While she's on her way to the coffee pots, a woman at another table-with what looks like all her sisters and their husbands-holds up a half-full breadbasket.

“Excuse me? Miss? We need more of the rolls with the salty tops … not the brown ones … no one likes the brown ones….”

Rita, that smile permanently planted in place, grabs the basket.

“No problem.”

When she gets to the Bunn coffee warmer, this old guy nearby tugs on her skirt with one hand, slurps his coffee with the other.

“I could use a little more decaf.”

“Of course.”

The guy holds out his cup like a beggar under the boardwalk.

Suddenly, Ceepak slides out of our booth and marches toward the center of the dining room. As he walks, he unpins the badge on his shirt, holds the shiny shield in the palm of his right hand, raises it high above his head.

This is so cool: Ceepak's going to tin the entire dining room.

“Ladies? Gentlemen? May I have your attention please? I am Officer John Ceepak of the Sea Haven Police Department.”
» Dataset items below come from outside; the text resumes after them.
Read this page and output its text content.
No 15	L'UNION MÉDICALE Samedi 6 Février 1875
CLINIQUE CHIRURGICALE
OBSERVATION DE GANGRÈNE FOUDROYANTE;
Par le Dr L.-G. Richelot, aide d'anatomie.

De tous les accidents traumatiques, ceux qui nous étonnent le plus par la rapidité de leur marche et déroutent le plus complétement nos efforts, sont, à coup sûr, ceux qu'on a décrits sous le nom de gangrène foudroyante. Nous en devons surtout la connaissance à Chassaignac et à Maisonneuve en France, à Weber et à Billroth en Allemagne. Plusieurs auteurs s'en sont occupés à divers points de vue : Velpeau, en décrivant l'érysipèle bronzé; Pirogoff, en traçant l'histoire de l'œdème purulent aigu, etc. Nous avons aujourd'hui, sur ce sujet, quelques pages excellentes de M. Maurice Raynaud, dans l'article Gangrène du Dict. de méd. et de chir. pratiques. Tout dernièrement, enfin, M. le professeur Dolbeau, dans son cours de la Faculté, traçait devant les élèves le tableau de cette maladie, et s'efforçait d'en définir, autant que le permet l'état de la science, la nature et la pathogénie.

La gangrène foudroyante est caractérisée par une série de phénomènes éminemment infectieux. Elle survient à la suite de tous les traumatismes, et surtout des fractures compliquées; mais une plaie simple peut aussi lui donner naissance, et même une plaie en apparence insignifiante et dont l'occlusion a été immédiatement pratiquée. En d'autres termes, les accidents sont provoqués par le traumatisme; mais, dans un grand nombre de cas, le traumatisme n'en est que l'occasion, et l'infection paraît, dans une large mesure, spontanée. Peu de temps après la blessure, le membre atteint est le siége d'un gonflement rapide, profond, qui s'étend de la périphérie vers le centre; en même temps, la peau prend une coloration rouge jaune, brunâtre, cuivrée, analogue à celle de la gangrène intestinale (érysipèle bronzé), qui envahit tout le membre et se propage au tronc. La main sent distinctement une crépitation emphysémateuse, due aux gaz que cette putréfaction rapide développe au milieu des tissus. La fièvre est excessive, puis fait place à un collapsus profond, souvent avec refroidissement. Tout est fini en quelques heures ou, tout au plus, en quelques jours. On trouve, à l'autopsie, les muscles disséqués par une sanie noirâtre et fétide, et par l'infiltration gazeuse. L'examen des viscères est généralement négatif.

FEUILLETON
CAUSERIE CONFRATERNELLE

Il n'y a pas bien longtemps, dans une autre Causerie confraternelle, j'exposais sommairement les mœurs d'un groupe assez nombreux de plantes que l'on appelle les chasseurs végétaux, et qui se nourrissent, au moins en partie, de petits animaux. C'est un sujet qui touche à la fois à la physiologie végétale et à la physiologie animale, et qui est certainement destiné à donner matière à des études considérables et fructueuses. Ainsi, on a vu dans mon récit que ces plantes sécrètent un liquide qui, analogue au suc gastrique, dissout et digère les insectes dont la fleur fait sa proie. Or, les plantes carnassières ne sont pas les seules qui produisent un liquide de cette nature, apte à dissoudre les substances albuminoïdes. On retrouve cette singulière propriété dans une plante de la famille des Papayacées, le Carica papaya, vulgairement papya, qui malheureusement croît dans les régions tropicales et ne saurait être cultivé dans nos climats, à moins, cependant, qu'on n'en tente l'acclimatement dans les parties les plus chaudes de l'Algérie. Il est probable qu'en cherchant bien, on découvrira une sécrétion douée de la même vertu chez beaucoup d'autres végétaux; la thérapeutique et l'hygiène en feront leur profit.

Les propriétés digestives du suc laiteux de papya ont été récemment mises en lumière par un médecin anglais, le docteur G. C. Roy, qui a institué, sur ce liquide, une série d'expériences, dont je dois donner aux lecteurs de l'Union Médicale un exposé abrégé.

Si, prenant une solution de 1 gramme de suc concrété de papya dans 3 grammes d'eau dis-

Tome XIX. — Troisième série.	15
People turn. Forks lower. Chewing ceases. Even Tubby shuts his trap.

“Because of an ongoing police investigation, your waitress will be temporarily unavailable to serve you. If you require anything, kindly wait until Ms. Lapczynski returns to the floor in approximately five minutes. Thank you and enjoy the rest of your dinners. Ms. Lapczynski?”
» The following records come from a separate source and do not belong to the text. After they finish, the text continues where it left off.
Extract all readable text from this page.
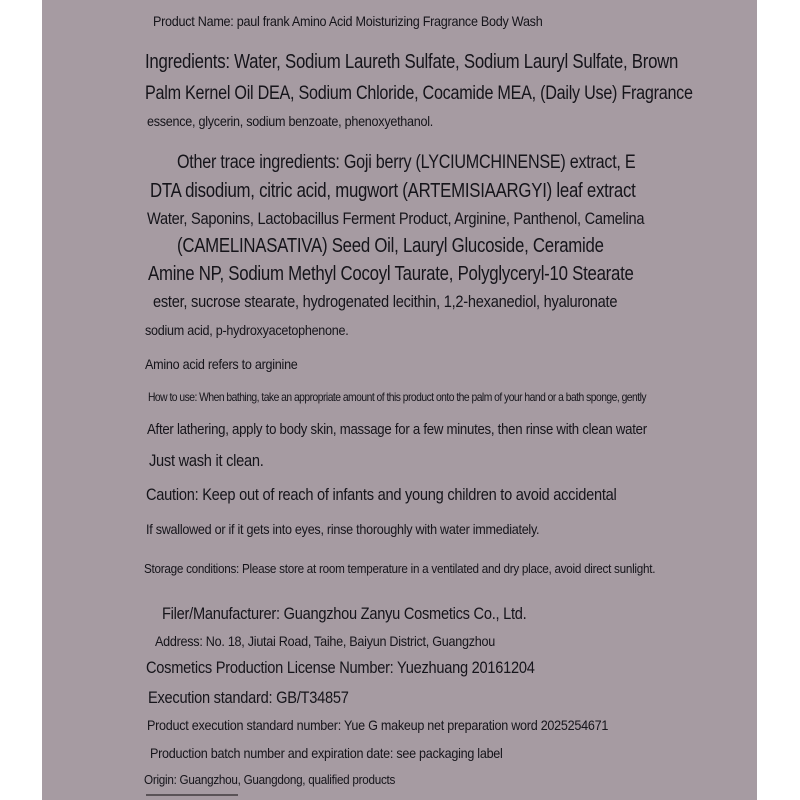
Product Name: paul frank Amino Acid Moisturizing Fragrance Body Wash
Ingredients: Water, Sodium Laureth Sulfate, Sodium Lauryl Sulfate, Brown
Palm Kernel Oil DEA, Sodium Chloride, Cocamide MEA, (Daily Use) Fragrance
essence, glycerin, sodium benzoate, phenoxyethanol.
Other trace ingredients: Goji berry (LYCIUMCHINENSE) extract, E
DTA disodium, citric acid, mugwort (ARTEMISIAARGYI) leaf extract
Water, Saponins, Lactobacillus Ferment Product, Arginine, Panthenol, Camelina
(CAMELINASATIVA) Seed Oil, Lauryl Glucoside, Ceramide
Amine NP, Sodium Methyl Cocoyl Taurate, Polyglyceryl-10 Stearate
ester, sucrose stearate, hydrogenated lecithin, 1,2-hexanediol, hyaluronate
sodium acid, p-hydroxyacetophenone.
Amino acid refers to arginine
How to use: When bathing, take an appropriate amount of this product onto the palm of your hand or a bath sponge, gently
After lathering, apply to body skin, massage for a few minutes, then rinse with clean water
Just wash it clean.
Caution: Keep out of reach of infants and young children to avoid accidental
If swallowed or if it gets into eyes, rinse thoroughly with water immediately.
Storage conditions: Please store at room temperature in a ventilated and dry place, avoid direct sunlight.
Filer/Manufacturer: Guangzhou Zanyu Cosmetics Co., Ltd.
Address: No. 18, Jiutai Road, Taihe, Baiyun District, Guangzhou
Cosmetics Production License Number: Yuezhuang 20161204
Execution standard: GB/T34857
Product execution standard number: Yue G makeup net preparation word 2025254671
Production batch number and expiration date: see packaging label
Origin: Guangzhou, Guangdong, qualified products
Ceepak tilts his head, indicating that Rita should follow us outside. Immediately. She is trying very hard not to laugh. With a big grin on her face, she accompanies us out the front door and into the parking lot.

• • •

“He gave one to all the girls who came to the Life Under the Son Ministry. The church roof tilts back. And inside are these teeny little pews. I think I still have it somewhere….”

Ceepak watches her closely.

“When exactly did you go there first?”

Rita drops her head. “1991. Sixteen years ago.” She waits a second. Then looks up. “When I was pregnant with T. J.”

Ceepak nods. I see no judgment in his eyes. Neither does Rita, so she continues.

“I was just a kid. I made a mistake.”

“We all make mistakes.” Ceepak's voice is steady but soft. “That's …”

“You're not going to tell me ‘that's why your pencil has an eraser’ again, are you?”

In fact, Ceepak probably was going to tell her exactly that, because that's what he always says whenever somebody else goofs up.

“No, ma'am.”

“Good. Because T. J. isn't a mistake.”

“Of course not.”

“His father was long gone. I'd only known him for a few weeks. We were kids, John. Teenagers hanging out on the beach. He was just this cute boy, a summertime fling. He lived outside Philly, I think.”

She pauses. Ceepak nods again, encouragingly.